Pyridostigmine, unlike neostigmine, does not significantly increase the risk of PONV in adults [5]. However, its potential side effects when co-administered with anticholinergics must be considered, necessitating its judicious use within a comprehensive anesthetic regimen. As an integral part of general anesthesia, there are several drugs used in surgery that can directly or indirectly cause PONV. The use of sugammadex in pediatric patients is a relatively recent development; so, additional research is needed to establish its efficacy and safety. As with all medications, healthcare providers must carefully evaluate the risks and benefits of sugammadex and communicate these to patients and their families. Many anesthetic drugs used during surgery can directly or indirectly lead to PONV. Given the lack of substitutes for these agents and their long duration record of safe use, it is challenging to justify a change simply to mitigate PONV. Therefore, the value of recent studies demonstrated that sugammadex reduces the risk of PONV in adults could be even more significant in children, a hypothesis that warrants further investigation.
5. Conclusions
The incidence of PONV was not significantly different between the sugammadex and pyridostigmine groups following pediatric strabismus surgery.
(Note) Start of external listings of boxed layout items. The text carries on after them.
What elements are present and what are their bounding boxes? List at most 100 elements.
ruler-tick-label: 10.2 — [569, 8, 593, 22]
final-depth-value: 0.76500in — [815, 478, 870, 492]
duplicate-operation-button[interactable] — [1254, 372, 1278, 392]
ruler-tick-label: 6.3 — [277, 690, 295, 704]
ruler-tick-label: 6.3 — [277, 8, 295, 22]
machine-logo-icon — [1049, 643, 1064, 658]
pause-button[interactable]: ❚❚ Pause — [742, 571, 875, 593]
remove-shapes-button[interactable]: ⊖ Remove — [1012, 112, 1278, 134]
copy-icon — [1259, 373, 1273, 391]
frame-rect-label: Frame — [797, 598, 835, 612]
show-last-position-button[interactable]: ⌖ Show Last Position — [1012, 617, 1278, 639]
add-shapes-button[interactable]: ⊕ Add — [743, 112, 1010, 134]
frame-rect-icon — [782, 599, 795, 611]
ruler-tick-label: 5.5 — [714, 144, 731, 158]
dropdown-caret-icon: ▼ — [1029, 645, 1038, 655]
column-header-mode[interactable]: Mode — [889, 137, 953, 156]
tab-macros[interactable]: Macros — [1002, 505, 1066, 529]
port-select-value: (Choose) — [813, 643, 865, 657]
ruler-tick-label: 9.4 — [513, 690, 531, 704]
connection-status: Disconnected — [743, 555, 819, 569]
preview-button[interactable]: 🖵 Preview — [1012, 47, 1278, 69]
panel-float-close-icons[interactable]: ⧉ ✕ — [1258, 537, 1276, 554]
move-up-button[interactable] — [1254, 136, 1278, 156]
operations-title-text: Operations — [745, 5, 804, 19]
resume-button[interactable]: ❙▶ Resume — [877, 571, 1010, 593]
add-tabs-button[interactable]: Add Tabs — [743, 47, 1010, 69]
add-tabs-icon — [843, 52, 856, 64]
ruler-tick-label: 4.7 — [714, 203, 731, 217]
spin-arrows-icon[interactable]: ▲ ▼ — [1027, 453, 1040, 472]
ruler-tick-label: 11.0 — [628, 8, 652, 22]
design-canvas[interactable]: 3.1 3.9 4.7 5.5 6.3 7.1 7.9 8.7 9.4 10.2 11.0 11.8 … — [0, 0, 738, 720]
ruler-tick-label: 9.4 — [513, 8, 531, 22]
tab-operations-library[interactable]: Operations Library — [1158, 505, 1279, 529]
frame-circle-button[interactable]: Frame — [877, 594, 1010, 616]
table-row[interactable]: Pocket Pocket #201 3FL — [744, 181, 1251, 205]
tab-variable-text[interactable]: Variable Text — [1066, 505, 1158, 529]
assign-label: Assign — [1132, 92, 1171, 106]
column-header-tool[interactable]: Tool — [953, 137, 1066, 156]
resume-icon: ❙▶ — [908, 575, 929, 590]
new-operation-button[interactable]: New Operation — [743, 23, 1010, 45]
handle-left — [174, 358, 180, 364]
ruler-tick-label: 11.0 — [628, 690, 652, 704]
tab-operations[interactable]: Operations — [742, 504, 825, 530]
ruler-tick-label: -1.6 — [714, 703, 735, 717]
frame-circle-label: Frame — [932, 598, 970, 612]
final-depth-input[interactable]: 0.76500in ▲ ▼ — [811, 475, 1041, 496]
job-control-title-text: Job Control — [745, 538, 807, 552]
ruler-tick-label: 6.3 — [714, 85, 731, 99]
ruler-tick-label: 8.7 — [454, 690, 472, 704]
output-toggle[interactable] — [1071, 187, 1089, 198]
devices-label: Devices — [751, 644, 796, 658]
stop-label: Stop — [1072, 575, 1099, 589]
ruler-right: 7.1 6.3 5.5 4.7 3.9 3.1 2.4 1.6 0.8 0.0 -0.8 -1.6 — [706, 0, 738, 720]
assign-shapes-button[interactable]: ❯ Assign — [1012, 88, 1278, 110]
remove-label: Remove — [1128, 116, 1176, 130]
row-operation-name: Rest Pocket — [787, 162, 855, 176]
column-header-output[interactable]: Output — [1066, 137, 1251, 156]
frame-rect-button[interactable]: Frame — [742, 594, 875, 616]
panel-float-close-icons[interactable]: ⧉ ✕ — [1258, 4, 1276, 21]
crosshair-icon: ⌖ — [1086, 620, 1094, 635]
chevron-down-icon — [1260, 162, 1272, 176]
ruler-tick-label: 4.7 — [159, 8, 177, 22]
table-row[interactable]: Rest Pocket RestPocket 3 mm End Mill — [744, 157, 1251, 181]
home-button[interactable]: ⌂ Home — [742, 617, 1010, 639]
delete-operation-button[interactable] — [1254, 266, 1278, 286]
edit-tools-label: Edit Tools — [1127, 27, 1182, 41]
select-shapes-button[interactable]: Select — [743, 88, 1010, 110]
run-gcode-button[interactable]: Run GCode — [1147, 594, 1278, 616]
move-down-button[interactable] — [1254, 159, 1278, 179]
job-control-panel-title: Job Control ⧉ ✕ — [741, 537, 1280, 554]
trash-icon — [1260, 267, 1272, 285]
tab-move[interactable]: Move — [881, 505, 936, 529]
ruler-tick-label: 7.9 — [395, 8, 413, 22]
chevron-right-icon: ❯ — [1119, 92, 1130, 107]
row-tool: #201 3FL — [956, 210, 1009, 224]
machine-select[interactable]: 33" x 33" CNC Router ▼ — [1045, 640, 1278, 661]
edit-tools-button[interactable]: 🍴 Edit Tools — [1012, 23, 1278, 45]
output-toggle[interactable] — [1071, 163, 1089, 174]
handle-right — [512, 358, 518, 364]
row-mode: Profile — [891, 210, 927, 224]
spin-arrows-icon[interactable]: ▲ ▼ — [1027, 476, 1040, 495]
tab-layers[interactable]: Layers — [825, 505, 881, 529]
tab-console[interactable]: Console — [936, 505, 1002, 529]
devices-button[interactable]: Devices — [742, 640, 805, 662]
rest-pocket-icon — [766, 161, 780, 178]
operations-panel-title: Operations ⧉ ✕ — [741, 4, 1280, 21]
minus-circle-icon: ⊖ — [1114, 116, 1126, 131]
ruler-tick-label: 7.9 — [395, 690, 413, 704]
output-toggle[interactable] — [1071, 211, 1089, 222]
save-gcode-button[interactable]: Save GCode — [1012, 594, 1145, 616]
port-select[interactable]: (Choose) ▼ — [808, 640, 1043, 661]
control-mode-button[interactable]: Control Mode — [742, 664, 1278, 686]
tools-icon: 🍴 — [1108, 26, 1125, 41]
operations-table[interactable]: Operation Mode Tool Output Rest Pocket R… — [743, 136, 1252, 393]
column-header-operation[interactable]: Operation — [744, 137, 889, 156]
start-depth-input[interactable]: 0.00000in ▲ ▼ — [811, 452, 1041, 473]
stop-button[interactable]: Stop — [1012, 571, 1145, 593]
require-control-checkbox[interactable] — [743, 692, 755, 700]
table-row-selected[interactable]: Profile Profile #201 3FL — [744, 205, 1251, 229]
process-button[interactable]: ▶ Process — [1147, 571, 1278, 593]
This finding suggests that sugammadex is non-inferior to the conventional regimen in terms of PONV safety in this pediatric population. But sugammadex has been reported to cause side effects like bradycardia and hypotension in pediatric patients with congenital heart disease. Sugammadex is a viable alternative to conventional NMBRDs for pediatric patients undergoing strabismus surgery without co-morbid diseases, such as congenital heart disease. This alternative provides a rapid, predictable reversal while simplifying the anesthetic regimen by eliminating the need for routine anticholinergic co-administration.